Monday, December 8, 2008

labor

It is fascinating how manual labor can be so refreshing, and so rewarding, in the midst of a life of study, and mental abuse.

Grad school is like boot camp for the mind. In boot camp they push you to physical limits and break you down in order to build you up, here in grad school I find that they beat your brain to a pulp with a large amount of complicated and extremely taxing mental labor, plus I sometimes believe that grad profs find profound glee in tormenting grad students and giving grades like 65/170 and calling that a B+.

In the midst of this tremendous difficulty, and new mental landscape I find myself not finding comfort where I once did. In undergrad where I had mental power left after doing school work for reading and writing, I find that my mind cannot contemplate anything after the extreme stress of my work and therefore I find myself in need of a new method of maintaining sanity. And surprisingly manual labor has risen as an answer.

Well I should probably realize that it is not surprising given my studies and my predilection to monasticism. 'Ora et labora' The cry of the Benedictine order, work and prayer.

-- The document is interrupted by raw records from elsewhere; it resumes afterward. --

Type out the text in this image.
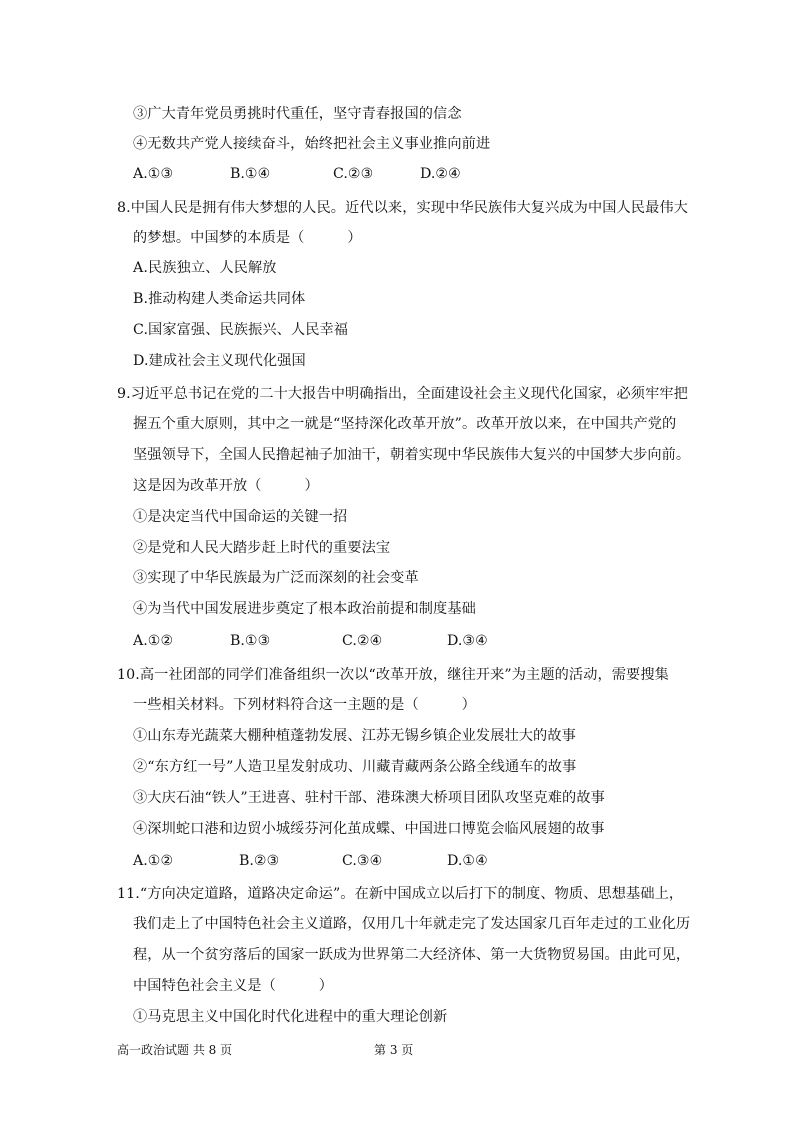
③广大青年党员勇挑时代重任，坚守青春报国的信念
④无数共产党人接续奋斗，始终把社会主义事业推向前进
A.①③	B.①④	C.②③	D.②④
8.中国人民是拥有伟大梦想的人民。近代以来，实现中华民族伟大复兴成为中国人民最伟大
的梦想。中国梦的本质是（　　　）
A.民族独立、人民解放
B.推动构建人类命运共同体
C.国家富强、民族振兴、人民幸福
D.建成社会主义现代化强国
9.习近平总书记在党的二十大报告中明确指出，全面建设社会主义现代化国家，必须牢牢把
握五个重大原则，其中之一就是“坚持深化改革开放”。改革开放以来，在中国共产党的
坚强领导下，全国人民撸起袖子加油干，朝着实现中华民族伟大复兴的中国梦大步向前。
这是因为改革开放（　　　）
①是决定当代中国命运的关键一招
②是党和人民大踏步赶上时代的重要法宝
③实现了中华民族最为广泛而深刻的社会变革
④为当代中国发展进步奠定了根本政治前提和制度基础
A.①②	B.①③	C.②④	D.③④
10.高一社团部的同学们准备组织一次以“改革开放，继往开来”为主题的活动，需要搜集
一些相关材料。下列材料符合这一主题的是（　　　）
①山东寿光蔬菜大棚种植蓬勃发展、江苏无锡乡镇企业发展壮大的故事
②“东方红一号”人造卫星发射成功、川藏青藏两条公路全线通车的故事
③大庆石油“铁人”王进喜、驻村干部、港珠澳大桥项目团队攻坚克难的故事
④深圳蛇口港和边贸小城绥芬河化茧成蝶、中国进口博览会临风展翅的故事
A.①②	B.②③	C.③④	D.①④
11.“方向决定道路，道路决定命运”。在新中国成立以后打下的制度、物质、思想基础上，
我们走上了中国特色社会主义道路，仅用几十年就走完了发达国家几百年走过的工业化历
程，从一个贫穷落后的国家一跃成为世界第二大经济体、第一大货物贸易国。由此可见，
中国特色社会主义是（　　　）
①马克思主义中国化时代化进程中的重大理论创新
高一政治试题 共 8 页	第 3 页
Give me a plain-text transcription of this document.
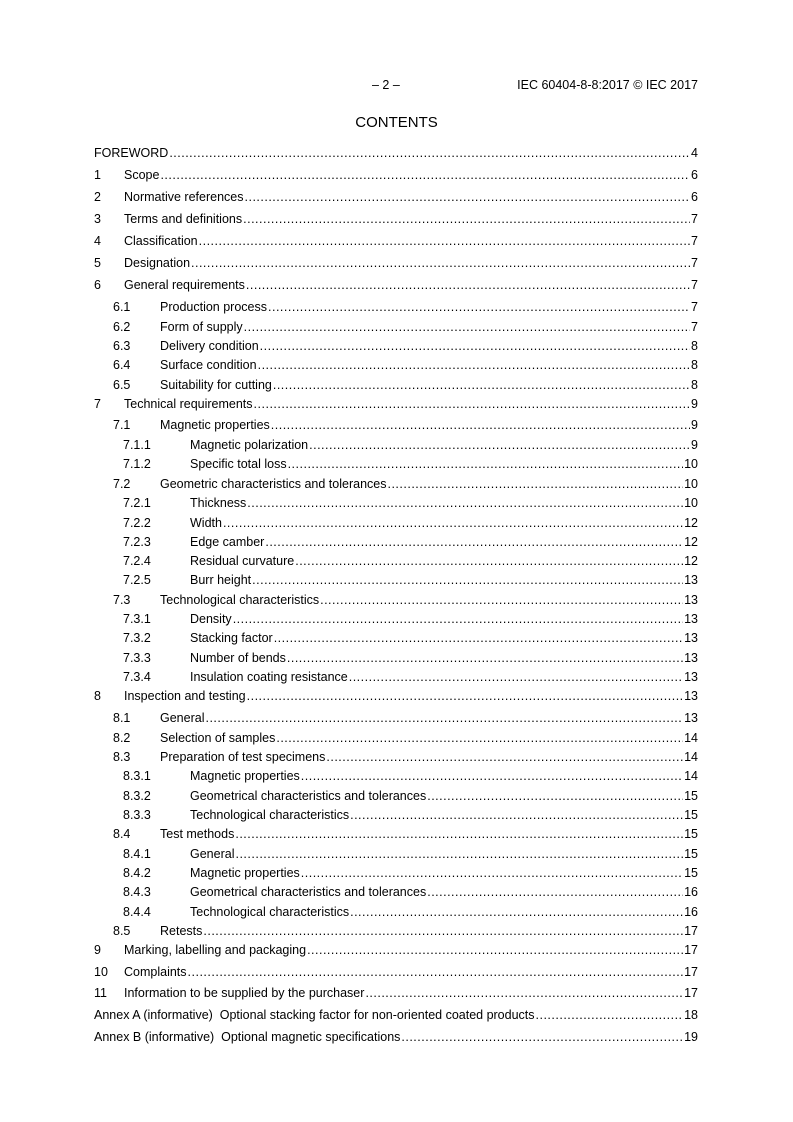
– 2 –	IEC 60404-8-8:2017 © IEC 2017
CONTENTS
FOREWORD .....	4
1	Scope .....	6
2	Normative references .....	6
3	Terms and definitions .....	7
4	Classification .....	7
5	Designation .....	7
6	General requirements .....	7
6.1	Production process .....	7
6.2	Form of supply .....	7
6.3	Delivery condition .....	8
6.4	Surface condition .....	8
6.5	Suitability for cutting .....	8
7	Technical requirements .....	9
7.1	Magnetic properties .....	9
7.1.1	Magnetic polarization .....	9
7.1.2	Specific total loss .....	10
7.2	Geometric characteristics and tolerances .....	10
7.2.1	Thickness .....	10
7.2.2	Width .....	12
7.2.3	Edge camber .....	12
7.2.4	Residual curvature .....	12
7.2.5	Burr height .....	13
7.3	Technological characteristics .....	13
7.3.1	Density .....	13
7.3.2	Stacking factor .....	13
7.3.3	Number of bends .....	13
7.3.4	Insulation coating resistance .....	13
8	Inspection and testing .....	13
8.1	General .....	13
8.2	Selection of samples .....	14
8.3	Preparation of test specimens .....	14
8.3.1	Magnetic properties .....	14
8.3.2	Geometrical characteristics and tolerances .....	15
8.3.3	Technological characteristics .....	15
8.4	Test methods .....	15
8.4.1	General .....	15
8.4.2	Magnetic properties .....	15
8.4.3	Geometrical characteristics and tolerances .....	16
8.4.4	Technological characteristics .....	16
8.5	Retests .....	17
9	Marking, labelling and packaging .....	17
10	Complaints .....	17
11	Information to be supplied by the purchaser .....	17
Annex A (informative)  Optional stacking factor for non-oriented coated products .....	18
Annex B (informative)  Optional magnetic specifications .....	19
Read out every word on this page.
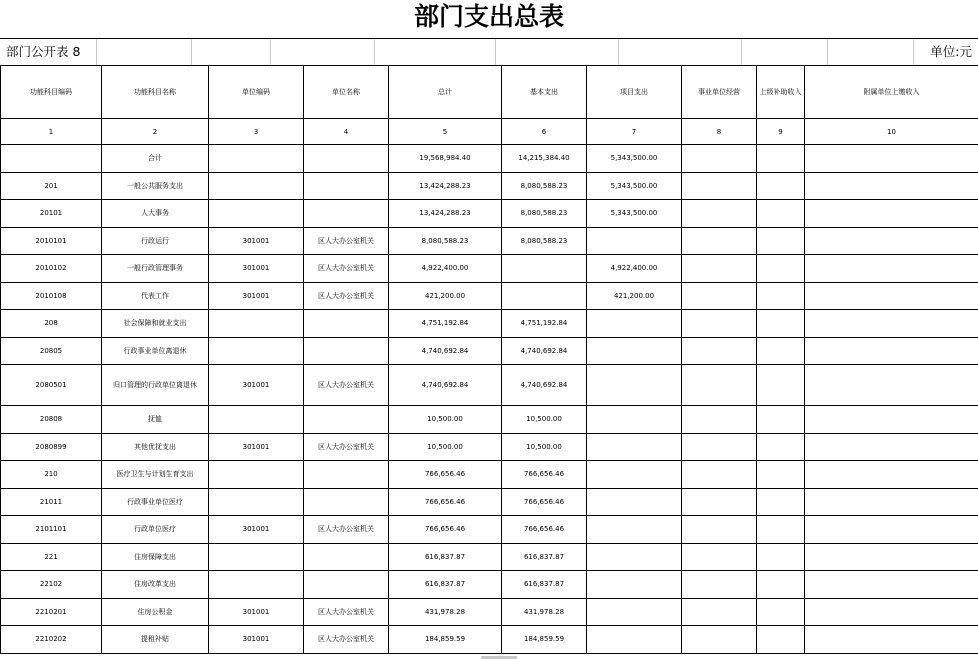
部门支出总表
部门公开表 8	单位:元
功能科目编码	功能科目名称	单位编码	单位名称	总计	基本支出	项目支出	事业单位经营	上级补助收入	附属单位上缴收入
1	2	3	4	5	6	7	8	9	10
	合计			19,568,984.40	14,215,384.40	5,343,500.00			
201	一般公共服务支出			13,424,288.23	8,080,588.23	5,343,500.00			
20101	人大事务			13,424,288.23	8,080,588.23	5,343,500.00			
2010101	行政运行	301001	区人大办公室机关	8,080,588.23	8,080,588.23				
2010102	一般行政管理事务	301001	区人大办公室机关	4,922,400.00		4,922,400.00			
2010108	代表工作	301001	区人大办公室机关	421,200.00		421,200.00			
208	社会保障和就业支出			4,751,192.84	4,751,192.84				
20805	行政事业单位离退休			4,740,692.84	4,740,692.84				
2080501	归口管理的行政单位离退休	301001	区人大办公室机关	4,740,692.84	4,740,692.84				
20808	抚恤			10,500.00	10,500.00				
2080899	其他优抚支出	301001	区人大办公室机关	10,500.00	10,500.00				
210	医疗卫生与计划生育支出			766,656.46	766,656.46				
21011	行政事业单位医疗			766,656.46	766,656.46				
2101101	行政单位医疗	301001	区人大办公室机关	766,656.46	766,656.46				
221	住房保障支出			616,837.87	616,837.87				
22102	住房改革支出			616,837.87	616,837.87				
2210201	住房公积金	301001	区人大办公室机关	431,978.28	431,978.28				
2210202	提租补贴	301001	区人大办公室机关	184,859.59	184,859.59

The Benedictine's follow a rule of balance, a rule of simplicity. They pray, study, and work; a life which most of us can't imagine, believing it drab and dull, or difficult. Yet I continually find myself returning with joy to patterns of life that I had while living among the Benedictines. Prayer, maual labor, study: It seems that when all these things come into balance life is slightly less crazy, and my sanity is more well maintained. Maybe there is something deeply ingrained in human nature that requires all three, without which there is dissonance.

And yet also the Benedictines teach us that while these three seem separate, they are in fact, and should be inter related. It is not just ora et labora but also labora cum ora. Not just work and prayer, but work as prayer. We were not meant to live a disjointed unbalanced lives, instead God created us in such a way that we should live in harmony with ourselves and with one another. But this harmony isnt just a balance, or a hermenutical meeting of otherness, but a realiztion of the ways that the other express the self and vice versa. We work and pray, yet also we pray by working. What a joyful comforting realization! That when we strip away all the brokeness and imbalance we can find a place in which working becomes a prayer and a restoration. Coming home to do laundry after having gone to class, taught and graded no longer has to be a stressful and painful thing, instead in the quiet mundaity of laundry, in which I am not thinking of physics or of grades I can begin to simply pray and give thanks for the things God gives me: for clothes, and shelter, clean water, and a way to wash clothes. I find that all the small little things of life become an opportunity of praising God while also finding refreshment and renewal of a grad school weary spirit.